September 28, 2018 Reading Time: 3 minutes

Personal income rose 0.3 percent in August, according to data from the Bureau of Economic Analysis. The gain in personal income was supported by a 0.5 percent increase in wages and salaries. Wages and salaries account for about half of personal income. Supplements to wages and salaries (primarily employer contributions to pension and insurance funds and government social-insurance programs) account for another 12 percent of personal income and posted a 0.3 percent rise in August. Proprietors’ income increased 0.3 percent for the month while income on assets (interest and dividends) fell 0.1 percent. Personal tax payments rose 0.4 percent, leaving disposable income with a gain of 0.3 percent. From a year ago, personal income has risen 5.3 percent while disposable personal income has gained 5.2 percent (see chart).

On the spending side, total personal consumption expenditures (PCE) rose 0.3 percent in August. Among the components, durable goods dropped 0.1 percent and while nondurable-goods spending rose by 0.5 percent. Spending on services increased 0.4 percent for the month. After adjusting for price changes, real PCE increased 0.2 percent as a 0.2 percent gain in real durable-goods spending was accompanied by a 0.4 percent gain in real nondurable-goods spending and a 0.2 percent rise in real services. The personal savings rate, which was revised sharply higher in the benchmark NIPA revisions released in July, held steady at 6.6. A more comprehensive measure of savings is available in the quarterly flow-of-funds data from the Federal Reserve. That measure has typically shown a higher savings rate compared to the measure in the monthly personal income release.

The price indexes from the report on personal income and spending are the primary measures followed by the Federal Reserve. The total PCE price index increased 0.1 percent in August as durable-goods prices fell 0.3 percent, nondurable-goods prices rose 0.1 percent, and services prices increased 0.2 percent.

Over the past year, the PCE price index is up 2.2 percent, slightly behind the 2.3 percent recorded in July (see chart). Among the components, the core PCE index, which excludes food and energy prices, is up 2.0 percent from a year ago while the market-based PCE price index excluding food and energy is up 1.7 percent. That measure has been running below 2 percent since 2012.
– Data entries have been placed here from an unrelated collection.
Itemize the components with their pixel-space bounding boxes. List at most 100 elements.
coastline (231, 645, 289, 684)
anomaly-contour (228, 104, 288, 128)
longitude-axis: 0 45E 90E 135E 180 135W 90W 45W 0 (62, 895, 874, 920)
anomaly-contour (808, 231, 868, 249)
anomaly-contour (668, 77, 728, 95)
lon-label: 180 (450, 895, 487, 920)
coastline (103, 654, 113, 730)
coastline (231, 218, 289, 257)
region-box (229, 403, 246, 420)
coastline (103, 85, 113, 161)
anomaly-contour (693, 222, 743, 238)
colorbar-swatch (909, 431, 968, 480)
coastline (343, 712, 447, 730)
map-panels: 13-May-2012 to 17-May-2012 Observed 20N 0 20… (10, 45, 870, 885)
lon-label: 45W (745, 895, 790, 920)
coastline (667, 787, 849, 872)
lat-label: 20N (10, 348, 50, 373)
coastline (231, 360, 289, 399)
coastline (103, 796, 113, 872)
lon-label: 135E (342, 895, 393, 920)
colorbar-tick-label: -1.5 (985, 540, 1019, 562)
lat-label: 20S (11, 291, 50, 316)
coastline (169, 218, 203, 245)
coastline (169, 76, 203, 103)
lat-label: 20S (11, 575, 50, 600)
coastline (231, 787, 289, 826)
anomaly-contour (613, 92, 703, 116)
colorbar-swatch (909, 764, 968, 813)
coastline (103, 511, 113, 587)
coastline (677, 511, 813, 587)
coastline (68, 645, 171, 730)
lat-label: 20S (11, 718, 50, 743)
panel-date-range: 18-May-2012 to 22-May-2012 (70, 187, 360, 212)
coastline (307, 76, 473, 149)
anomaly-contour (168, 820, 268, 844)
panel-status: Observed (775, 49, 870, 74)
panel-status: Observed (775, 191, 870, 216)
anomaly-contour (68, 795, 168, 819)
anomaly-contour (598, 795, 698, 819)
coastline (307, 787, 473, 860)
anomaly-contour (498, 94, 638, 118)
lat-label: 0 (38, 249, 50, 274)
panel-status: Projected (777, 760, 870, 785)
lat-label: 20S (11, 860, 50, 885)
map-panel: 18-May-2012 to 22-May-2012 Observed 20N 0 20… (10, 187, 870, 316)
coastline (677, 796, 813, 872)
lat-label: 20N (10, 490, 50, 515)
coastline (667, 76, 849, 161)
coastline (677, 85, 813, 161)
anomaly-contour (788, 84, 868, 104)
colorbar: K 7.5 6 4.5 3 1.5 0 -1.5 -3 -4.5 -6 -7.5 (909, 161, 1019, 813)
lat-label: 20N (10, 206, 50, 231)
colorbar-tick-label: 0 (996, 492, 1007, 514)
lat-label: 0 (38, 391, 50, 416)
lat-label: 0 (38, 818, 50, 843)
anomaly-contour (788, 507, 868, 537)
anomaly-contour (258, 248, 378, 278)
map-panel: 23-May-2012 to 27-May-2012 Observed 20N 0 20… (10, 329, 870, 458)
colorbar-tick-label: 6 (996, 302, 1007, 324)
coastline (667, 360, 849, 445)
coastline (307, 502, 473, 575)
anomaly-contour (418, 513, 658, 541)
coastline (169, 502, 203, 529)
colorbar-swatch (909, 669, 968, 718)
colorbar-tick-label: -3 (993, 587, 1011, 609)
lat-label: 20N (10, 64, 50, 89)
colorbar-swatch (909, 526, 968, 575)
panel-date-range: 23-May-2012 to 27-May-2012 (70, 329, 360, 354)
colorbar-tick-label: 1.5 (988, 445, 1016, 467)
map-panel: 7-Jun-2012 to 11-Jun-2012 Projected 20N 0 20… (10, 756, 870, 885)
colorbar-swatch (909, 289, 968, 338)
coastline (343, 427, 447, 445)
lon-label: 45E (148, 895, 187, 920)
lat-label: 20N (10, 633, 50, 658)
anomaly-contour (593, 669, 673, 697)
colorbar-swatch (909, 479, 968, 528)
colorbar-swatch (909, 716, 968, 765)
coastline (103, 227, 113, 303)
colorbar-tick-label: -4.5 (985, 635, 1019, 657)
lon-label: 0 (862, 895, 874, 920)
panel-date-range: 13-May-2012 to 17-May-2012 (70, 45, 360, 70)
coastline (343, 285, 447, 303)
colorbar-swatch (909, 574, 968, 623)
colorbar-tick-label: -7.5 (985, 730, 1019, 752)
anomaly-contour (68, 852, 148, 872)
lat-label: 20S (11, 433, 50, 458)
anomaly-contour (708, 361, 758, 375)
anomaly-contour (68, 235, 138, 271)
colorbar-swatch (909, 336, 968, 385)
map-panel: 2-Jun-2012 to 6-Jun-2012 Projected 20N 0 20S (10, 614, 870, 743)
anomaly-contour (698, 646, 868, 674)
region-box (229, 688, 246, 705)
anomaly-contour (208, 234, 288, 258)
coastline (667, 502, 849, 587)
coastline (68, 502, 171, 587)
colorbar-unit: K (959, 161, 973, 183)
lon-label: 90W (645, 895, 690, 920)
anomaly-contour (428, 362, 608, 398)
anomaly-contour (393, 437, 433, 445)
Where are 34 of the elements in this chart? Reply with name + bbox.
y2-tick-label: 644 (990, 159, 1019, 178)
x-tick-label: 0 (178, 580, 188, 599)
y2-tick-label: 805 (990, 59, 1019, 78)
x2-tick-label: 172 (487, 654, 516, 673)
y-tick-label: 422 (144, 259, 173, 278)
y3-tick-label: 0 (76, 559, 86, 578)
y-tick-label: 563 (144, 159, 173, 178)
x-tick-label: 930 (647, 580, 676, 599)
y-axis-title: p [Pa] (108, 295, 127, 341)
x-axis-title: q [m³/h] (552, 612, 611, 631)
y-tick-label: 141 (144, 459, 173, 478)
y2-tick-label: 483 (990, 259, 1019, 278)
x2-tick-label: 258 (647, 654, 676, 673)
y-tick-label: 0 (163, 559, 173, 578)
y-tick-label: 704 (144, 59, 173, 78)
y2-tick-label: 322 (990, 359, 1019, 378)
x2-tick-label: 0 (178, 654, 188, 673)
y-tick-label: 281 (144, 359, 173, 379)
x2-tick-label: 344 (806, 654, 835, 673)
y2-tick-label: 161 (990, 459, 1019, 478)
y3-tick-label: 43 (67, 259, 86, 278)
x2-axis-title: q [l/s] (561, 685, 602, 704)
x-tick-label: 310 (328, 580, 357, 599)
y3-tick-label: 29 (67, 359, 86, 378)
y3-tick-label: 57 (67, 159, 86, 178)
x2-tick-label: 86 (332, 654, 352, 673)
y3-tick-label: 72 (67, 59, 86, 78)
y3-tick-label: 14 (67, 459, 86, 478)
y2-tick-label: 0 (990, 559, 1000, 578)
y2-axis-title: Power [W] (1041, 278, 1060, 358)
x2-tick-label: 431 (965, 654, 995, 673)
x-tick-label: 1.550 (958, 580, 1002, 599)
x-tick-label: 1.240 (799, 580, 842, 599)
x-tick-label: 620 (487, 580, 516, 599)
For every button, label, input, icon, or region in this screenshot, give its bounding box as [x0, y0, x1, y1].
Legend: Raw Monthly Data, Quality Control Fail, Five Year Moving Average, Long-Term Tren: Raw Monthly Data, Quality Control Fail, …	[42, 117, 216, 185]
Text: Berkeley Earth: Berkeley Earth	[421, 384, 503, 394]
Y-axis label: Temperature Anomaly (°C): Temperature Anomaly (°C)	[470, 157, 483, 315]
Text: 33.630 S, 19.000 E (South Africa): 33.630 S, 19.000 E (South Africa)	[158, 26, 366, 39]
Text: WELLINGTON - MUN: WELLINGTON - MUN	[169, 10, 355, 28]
The final September results from the University of Michigan Surveys of Consumer Sentiment show overall consumer sentiment jumped 3.9 points to 100.1 versus the final August result of 96.2. That is just the third time since 2004 that the index has breached the 100 threshold. For the University of Michigan consumer-sentiment survey, both sub-indexes had strong performances in September. First, the current-economic-conditions index rose to 115.2 from 110.3 in August. That is a 4.4 percent gain for the month and a 3.1 percent increase from September 2017. The second sub-index — consumer expectations, one of the AIER leading indicators — rose 3.9 percent for the month and showed a 7.2 percent gain from the prior year, to a level of 90.5. The expectations index is close to the cycle high and matches the reading from October 2017. The increase was largely due to more favorable views on jobs and income.

Overall, gains in disposable personal income should provide support for future increases in personal consumption. Healthy incomes, solid balance sheets, a tight labor market, and high levels of consumer confidence all suggest the outlook for consumers remains favorable. The data suggest the Fed is unlikely to significantly alter the current slow pace of policy normalization. Together, these support a positive outlook for the economy with a low probability of recession over the next several months and quarters.

Robert Hughes

Bob Hughes

Robert Hughes joined AIER in 2013 following more than 25 years in economic and financial markets research on Wall Street. Bob was formerly the head of Global Equity Strategy for Brown Brothers Harriman, where he developed equity investment strategy combining top-down macro analysis with bottom-up fundamentals. Prior to BBH, Bob was a Senior Equity Strategist for State Street Global Markets, Senior Economic Strategist with Prudential Equity Group and Senior Economist and Financial Markets Analyst for Citicorp Investment Services. Bob has a MA in economics from Fordham University and a BS in business from Lehigh University.